Zhong Zhong and Hua Hua are not the first primate clones—the title goes to Tetra, a rhesus monkey born in 1999 through a simpler method called embryo splitting (Chan et al., Science 287, 317-319). This approach is how twins arise naturally but can only generate up to four offspring at a time. Zhong Zhong and Hua Hua are the product of somatic cell nuclear transfer (SCNT), the technique used to create Dolly the sheep over 20 years ago, in which researchers remove the nucleus from an egg cell and replace it with another nucleus from differentiated body cells. This reconstructed egg then develops into a clone of whatever donated the replacement nucleus.
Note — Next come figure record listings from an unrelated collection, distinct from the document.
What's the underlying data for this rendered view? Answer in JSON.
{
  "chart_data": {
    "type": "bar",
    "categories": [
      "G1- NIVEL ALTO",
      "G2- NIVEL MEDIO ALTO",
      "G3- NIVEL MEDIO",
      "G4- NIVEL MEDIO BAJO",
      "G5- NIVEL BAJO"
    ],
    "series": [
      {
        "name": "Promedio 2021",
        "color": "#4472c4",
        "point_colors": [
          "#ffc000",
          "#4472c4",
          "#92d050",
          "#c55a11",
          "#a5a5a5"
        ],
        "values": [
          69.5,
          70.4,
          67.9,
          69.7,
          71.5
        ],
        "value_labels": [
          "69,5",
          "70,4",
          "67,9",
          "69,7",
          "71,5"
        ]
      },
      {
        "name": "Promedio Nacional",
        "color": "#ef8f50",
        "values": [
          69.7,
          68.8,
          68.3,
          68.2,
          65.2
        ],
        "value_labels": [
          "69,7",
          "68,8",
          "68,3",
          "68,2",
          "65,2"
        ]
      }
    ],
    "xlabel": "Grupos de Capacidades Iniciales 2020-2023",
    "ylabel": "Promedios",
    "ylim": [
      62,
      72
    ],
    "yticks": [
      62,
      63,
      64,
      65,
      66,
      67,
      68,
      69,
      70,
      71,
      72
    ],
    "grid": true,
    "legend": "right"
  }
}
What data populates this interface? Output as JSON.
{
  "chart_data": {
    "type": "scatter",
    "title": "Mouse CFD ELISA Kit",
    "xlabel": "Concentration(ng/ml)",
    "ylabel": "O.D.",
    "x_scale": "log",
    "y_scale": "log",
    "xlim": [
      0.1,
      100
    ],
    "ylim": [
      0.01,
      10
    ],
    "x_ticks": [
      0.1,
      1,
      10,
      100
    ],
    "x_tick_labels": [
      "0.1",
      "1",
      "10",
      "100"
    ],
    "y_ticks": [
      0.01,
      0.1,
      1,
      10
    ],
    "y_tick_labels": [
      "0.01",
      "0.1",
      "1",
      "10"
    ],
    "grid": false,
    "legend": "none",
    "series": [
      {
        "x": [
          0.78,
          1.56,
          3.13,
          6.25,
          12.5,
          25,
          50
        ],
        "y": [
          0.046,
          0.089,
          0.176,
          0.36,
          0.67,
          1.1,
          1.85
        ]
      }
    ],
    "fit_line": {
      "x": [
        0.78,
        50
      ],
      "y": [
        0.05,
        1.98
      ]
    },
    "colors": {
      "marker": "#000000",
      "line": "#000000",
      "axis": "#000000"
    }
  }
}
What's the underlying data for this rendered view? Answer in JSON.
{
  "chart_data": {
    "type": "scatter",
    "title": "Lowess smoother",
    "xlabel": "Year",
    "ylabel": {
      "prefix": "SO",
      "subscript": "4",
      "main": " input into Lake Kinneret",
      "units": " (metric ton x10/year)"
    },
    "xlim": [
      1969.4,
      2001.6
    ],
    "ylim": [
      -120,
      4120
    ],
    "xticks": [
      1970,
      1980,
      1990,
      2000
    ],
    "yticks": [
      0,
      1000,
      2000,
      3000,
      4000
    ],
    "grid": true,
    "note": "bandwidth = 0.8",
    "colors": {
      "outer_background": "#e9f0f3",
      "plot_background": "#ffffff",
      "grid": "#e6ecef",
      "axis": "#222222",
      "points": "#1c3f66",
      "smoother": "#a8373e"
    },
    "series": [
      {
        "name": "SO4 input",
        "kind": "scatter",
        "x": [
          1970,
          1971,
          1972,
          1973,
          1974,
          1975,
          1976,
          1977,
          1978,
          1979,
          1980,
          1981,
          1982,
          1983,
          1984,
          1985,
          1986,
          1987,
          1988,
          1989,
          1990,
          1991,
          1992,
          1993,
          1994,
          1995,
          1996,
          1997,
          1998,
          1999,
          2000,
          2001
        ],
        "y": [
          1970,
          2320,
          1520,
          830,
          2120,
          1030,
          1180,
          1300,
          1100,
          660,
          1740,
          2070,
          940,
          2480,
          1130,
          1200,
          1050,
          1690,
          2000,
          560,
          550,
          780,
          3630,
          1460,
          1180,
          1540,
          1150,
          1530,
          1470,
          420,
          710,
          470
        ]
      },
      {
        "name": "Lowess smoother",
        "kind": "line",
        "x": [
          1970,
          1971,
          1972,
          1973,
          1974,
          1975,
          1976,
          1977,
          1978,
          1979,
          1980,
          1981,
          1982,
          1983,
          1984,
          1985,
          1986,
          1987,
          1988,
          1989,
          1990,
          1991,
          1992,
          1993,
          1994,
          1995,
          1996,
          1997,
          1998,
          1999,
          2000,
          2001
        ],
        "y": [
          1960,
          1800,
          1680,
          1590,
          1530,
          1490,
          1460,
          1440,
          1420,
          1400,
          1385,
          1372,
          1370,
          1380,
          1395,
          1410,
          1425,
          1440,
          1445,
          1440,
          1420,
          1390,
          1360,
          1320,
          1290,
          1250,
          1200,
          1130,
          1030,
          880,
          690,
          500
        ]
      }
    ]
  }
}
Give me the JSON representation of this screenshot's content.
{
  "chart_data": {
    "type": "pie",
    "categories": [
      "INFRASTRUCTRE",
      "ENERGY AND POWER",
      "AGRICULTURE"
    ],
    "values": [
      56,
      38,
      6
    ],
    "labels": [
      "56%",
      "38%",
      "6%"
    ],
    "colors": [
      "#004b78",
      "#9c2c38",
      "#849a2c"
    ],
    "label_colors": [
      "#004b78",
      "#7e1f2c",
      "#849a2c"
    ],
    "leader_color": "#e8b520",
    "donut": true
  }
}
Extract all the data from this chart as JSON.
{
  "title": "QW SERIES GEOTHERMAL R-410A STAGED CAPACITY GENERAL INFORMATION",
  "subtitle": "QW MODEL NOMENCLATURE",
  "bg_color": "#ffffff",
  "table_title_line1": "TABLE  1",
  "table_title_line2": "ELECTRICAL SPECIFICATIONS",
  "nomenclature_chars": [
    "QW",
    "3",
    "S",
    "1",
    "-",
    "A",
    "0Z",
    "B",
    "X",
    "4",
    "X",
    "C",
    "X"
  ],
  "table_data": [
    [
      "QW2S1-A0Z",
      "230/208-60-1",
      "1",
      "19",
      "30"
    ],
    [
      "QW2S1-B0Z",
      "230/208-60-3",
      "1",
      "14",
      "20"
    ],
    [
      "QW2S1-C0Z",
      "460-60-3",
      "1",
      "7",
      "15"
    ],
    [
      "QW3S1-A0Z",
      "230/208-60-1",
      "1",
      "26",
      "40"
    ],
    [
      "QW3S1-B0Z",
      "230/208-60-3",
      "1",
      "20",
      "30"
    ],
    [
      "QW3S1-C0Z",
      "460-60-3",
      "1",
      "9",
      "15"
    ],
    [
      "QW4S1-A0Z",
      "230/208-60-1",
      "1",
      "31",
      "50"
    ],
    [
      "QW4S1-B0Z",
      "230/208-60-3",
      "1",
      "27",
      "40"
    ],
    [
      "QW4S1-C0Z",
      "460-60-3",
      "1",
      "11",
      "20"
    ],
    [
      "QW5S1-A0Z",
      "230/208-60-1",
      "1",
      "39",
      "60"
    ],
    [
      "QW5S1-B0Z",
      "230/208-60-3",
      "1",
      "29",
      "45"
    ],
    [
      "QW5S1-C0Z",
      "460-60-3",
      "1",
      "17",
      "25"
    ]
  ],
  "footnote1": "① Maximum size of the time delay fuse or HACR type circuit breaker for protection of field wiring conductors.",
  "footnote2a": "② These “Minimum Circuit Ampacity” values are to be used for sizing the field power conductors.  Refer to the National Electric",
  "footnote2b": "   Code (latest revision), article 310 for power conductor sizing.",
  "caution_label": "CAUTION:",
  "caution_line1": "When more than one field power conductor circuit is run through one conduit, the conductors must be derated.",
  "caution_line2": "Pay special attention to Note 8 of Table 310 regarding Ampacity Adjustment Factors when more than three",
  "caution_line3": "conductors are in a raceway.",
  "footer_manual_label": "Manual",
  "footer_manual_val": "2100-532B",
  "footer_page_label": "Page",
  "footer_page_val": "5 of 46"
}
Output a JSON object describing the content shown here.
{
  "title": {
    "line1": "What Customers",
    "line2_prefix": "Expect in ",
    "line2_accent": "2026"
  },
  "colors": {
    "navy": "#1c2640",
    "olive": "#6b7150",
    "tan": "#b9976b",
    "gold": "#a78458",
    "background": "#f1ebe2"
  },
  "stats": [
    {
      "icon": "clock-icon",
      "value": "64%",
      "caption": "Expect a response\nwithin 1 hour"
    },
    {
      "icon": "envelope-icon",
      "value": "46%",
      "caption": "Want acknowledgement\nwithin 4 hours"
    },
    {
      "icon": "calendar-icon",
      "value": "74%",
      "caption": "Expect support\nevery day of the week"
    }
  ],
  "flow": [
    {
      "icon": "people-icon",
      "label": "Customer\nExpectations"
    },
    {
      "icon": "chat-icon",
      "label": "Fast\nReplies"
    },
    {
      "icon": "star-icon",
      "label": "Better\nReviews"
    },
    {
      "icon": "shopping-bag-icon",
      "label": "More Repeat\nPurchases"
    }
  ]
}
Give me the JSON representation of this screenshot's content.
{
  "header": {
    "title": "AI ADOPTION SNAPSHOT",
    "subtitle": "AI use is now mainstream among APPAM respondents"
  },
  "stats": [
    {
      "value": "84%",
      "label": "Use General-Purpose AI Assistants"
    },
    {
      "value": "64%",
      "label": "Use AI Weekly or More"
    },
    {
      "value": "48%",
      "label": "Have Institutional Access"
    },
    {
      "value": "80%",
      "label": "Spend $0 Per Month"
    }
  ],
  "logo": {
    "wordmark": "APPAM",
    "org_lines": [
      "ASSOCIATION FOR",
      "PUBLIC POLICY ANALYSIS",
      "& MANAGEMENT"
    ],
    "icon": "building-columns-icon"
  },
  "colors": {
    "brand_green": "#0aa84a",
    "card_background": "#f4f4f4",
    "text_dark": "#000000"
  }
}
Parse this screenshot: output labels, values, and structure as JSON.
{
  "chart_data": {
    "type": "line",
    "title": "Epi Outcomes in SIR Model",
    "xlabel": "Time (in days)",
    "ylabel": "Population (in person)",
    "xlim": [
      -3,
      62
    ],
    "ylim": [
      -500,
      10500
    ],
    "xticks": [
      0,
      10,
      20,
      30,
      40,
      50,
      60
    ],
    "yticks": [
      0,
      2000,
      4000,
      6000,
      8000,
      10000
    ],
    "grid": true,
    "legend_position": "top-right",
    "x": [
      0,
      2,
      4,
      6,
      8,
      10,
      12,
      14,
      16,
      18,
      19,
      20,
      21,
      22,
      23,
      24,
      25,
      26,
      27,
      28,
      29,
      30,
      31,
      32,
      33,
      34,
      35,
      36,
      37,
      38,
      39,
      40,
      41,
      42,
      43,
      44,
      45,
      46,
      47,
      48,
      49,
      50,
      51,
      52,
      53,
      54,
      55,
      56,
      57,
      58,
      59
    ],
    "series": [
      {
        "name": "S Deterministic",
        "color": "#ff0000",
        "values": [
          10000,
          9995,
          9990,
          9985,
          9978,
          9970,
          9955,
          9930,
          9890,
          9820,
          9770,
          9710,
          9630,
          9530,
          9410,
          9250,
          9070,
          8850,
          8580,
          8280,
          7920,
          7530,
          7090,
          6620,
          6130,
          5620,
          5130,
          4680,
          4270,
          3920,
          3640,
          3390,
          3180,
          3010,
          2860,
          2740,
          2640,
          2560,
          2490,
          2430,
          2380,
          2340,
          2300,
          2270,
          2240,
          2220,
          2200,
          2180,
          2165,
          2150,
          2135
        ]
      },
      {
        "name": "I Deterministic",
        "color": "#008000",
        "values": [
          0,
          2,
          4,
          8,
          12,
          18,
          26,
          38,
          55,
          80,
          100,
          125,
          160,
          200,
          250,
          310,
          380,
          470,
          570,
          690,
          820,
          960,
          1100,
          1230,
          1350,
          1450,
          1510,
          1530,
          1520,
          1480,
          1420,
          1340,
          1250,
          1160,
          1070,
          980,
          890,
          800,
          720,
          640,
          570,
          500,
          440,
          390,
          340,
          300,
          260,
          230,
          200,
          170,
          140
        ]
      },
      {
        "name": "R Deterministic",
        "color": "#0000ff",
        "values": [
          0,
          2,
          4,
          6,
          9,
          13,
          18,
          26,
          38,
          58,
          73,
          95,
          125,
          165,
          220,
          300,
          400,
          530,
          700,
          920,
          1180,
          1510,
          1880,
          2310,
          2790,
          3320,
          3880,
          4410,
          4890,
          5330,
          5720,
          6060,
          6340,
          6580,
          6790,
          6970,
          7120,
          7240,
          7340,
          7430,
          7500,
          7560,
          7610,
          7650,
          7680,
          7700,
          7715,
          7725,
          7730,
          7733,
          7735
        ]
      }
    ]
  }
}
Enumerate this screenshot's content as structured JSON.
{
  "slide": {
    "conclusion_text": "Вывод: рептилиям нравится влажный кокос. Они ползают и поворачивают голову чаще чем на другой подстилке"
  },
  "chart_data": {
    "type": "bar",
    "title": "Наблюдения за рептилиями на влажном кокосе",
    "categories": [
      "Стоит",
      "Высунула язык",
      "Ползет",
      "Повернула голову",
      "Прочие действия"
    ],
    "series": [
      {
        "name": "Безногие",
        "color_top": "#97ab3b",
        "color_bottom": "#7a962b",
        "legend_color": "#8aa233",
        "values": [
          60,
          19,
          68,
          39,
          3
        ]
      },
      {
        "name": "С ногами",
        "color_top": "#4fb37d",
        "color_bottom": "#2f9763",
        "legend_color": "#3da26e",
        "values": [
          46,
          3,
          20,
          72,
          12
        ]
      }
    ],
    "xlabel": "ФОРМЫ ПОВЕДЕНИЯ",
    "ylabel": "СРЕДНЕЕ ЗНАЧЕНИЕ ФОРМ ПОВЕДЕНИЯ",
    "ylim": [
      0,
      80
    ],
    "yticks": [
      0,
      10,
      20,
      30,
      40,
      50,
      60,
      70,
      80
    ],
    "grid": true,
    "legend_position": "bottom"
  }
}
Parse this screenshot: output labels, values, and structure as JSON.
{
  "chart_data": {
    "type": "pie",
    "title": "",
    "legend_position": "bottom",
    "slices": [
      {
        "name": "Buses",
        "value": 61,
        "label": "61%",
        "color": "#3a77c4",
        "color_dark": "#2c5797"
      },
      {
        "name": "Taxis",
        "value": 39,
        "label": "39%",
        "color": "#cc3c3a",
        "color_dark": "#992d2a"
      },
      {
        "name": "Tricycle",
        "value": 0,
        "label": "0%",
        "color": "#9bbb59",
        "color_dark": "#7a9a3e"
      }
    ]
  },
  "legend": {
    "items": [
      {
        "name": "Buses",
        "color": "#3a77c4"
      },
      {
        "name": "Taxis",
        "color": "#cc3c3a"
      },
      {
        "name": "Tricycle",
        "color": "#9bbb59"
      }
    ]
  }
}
Differentiated monkey cell nuclei, compared to other mammals such as mice or cows, have proven resistant to SCNT. Sun and his colleagues overcame this challenge primarily by introducing epigenetic modulators after the nuclear transfer that switch on or off the genes that are inhibiting embryo development. The researchers found their success rate increased by transferring nuclei taken from fetal differentiated cells, such as fibroblasts, a cell type in the connective tissue. Zhong Zhong and Hua Hua are clones of the same macaque fetal fibroblasts. Adult donor cells were also used, but those clones only lived for a few hours after birth.
"We tried several different methods, but only one worked," says Sun. "There was much failure before we found a way to successfully clone a monkey."
The first author Zhen Liu, a postdoctoral fellow, spent three years practicing and optimizing the SCNT procedure. He tested various methods to quickly and precisely remove the nuclear materials from the egg cell and promote the fusion of the nucleus-donor cell and enucleated egg. With the additional help of epigenetic modulators that re-activate the suppressed genes in the differentiated nucleus, he was able to achieve much higher rates of normal embryo development and pregnancy in the surrogate female monkeys.
The researchers plan to continue improving the technique, which will also benefit from future work in other labs, and monitoring Zhong Zhong and Hua Hua for their physical and intellectual development. The babies are currently bottle fed and are growing normally compared to monkeys their age. The group is also expecting more macaque clones to be born over the coming months.
The lab is following strict international guidelines for animal research set by the US National Institutes of Health, but Sun and Poo encourage the scientific community to discuss what should or should not be acceptable practices when it comes to cloning of non-human primates. "We are very aware that future research using non-human primates anywhere in the world depends on scientists following very strict ethical standards," Poo says.